Ruth Ayres invites us the celebrate each week. Click over to her site Discover. Play. Build. to read more celebrations.
This is a dual posting for Poetry Friday and Celebration Saturday because this week we celebrated Dot Day. What a great week we had!
On Tuesday, Sept. 15th, my students have come to expect Dot Day. It’s a tradition in my gifted classroom. And every year gets better. A friend of mine made me a Dot Day skirt, a felt poodle skirt full of dots.
I received a text from a former student with the greeting, “Happy International Dot Day!” Thanks to Peter Reynolds for writing The Dot and for establishing Dot Day, a day to celebrate creativity, resilience, and empathy. Did you know there’s a Dot Day song?

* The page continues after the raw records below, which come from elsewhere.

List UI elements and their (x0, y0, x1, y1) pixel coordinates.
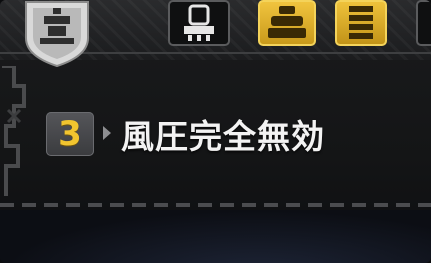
skill-detail-panel: 3 風圧完全無効 (0, 0, 431, 263)
armor-slot-active[interactable] (258, 0, 316, 46)
crest-emblem-icon (18, 0, 96, 68)
lower-panel (0, 210, 431, 263)
arrow-right-icon (103, 126, 111, 140)
dashed-divider (0, 203, 431, 207)
weapon-icon (184, 4, 214, 41)
weapon-slot[interactable] (168, 0, 230, 46)
armor-slot-active-2[interactable] (335, 0, 387, 46)
equipment-slot-bar (0, 0, 431, 68)
slot-icon[interactable] (416, 0, 431, 46)
armor-piece-icon (268, 6, 306, 38)
ornament-icon (2, 66, 26, 196)
armor-piece-icon (349, 6, 373, 39)
skill-name: 風圧完全無効 (121, 117, 325, 156)
skill-level-badge: 3 (46, 112, 94, 156)
skill-level: 3 (58, 114, 82, 154)
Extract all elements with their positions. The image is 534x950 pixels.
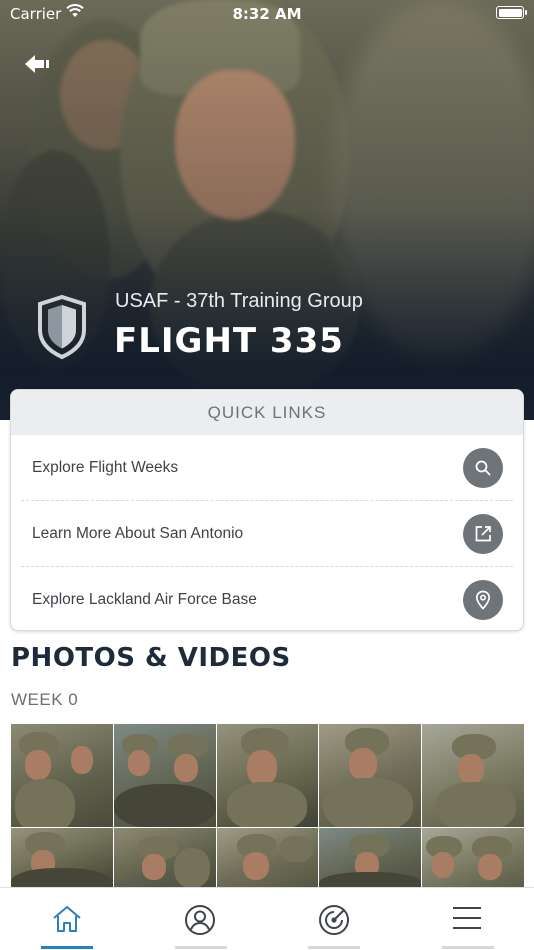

We shared our enthusiasm on Wednesday with Mrs. Rogers’ first grade class. Two students shared the reading of the book and everyone danced to the song. Then the first graders decorated coffee filters with markers. I brought a spray bottle, so each gifted student sprayed their group’s dots. We had so much fun. Their teacher, Mrs. Rogers, invited us back on Friday. Her kids had made thank you drawings and wanted to perform the song for us. They had been practicing. The smile never left my face.
My kids want to do another activity with them. One suggested Chalk-a-bration. More to come!
Back in our classroom, I started a document with this line, “A blank canvas stares at me.” I invited the students to add a line to our class Dot poem. Then I put it all together in this Animoto video. I think it will make you smile!
I loved it! Especially the “more love” line!
What a great day! I bet there wasn’t one student who didn’t go home proud and smiling.
Your Dot Day celebration sounds wonderful. We read this to our student teachers on the first day of the semester to remind them to be open and to encourage their children to take risks.
Thanks for sharing your collaborative poem.
Just fabulous, Margaret. I smiled all the way through, too! Love the words along with those dots! My class used to love doing projects with our buddy class, so much to celebrate in that relationship!
Wow, you and your students truly celebrated the meaning of Dot Day. You sure had a busy creative week.
I love hearing about the different way Dot Day is celebrated. So fun and creative!
Sounds like it was a wonderful way to celebrate Dot Day! We celebrated it for the first time!!! Such fun!!!
Thank you! My son celebrated Dot Day at his school. I love the celebration of creativity. What a beautiful poem and beautiful art.
Ruth
I loved reading about how you celebrated Dot Day. This year was my first but now I have the date marked!! Love your aminoto! You are giving me ideas for next year.
One way I changed this year is to celebrate for more than one day. Because it fell on a Tuesday, my class made their dots on Tuesday, and we took it to first grade on Wednesday. I think it would be awesome to get the whole school involved, but I’m not sure I want to take that on.
Wonderful compilation of thoughts to create a #DotDay poem celebration. Margaret, your students and the first graders really made their mark! Congratulations.
Our 5th graders made coffee filter dots, too! They loved it. Your class dot poem and video are awesome! Such lucky students 🙂
I want to be in your class (again!).
So fun! The line about more love than hatred is awesome.
What a wonderful celebration! So much to do with this profound little book.
Love the animoto poem!
Sometimes, Margaret, it’s hard for me to come visit, because I know I will end up wanting to have your job SO powerfully. : ) I discovered Dot Day in August and put it on my calendar, but when the 15th came we just weren’t ready to run with it. I’ll come back around, if not this year, then next year. And no, I didn’t know there was a song!
“Behold the dot I made bold!”
Do you know Peter Reynolds’ book “Ish?” He says that about Dot Day, it’s Sept. 15th-ish, so I think your kids would love it at any time of the year. Try the coffee filter dots. That’s an easy activity. Singing the song and learning the motions is so much fun. I can’t stop singing it.
[…] « Celebrating Dot Day! […]
It must be fun to be one of your students!
I love the back and forth between the two classes, and the collaboration with the poem (and video). Thanks for sharing the smiles, Margaret!
Isn’t it great having the different ages working together! So much fun, so much learning all around! Just as it should be. Now for plaid day.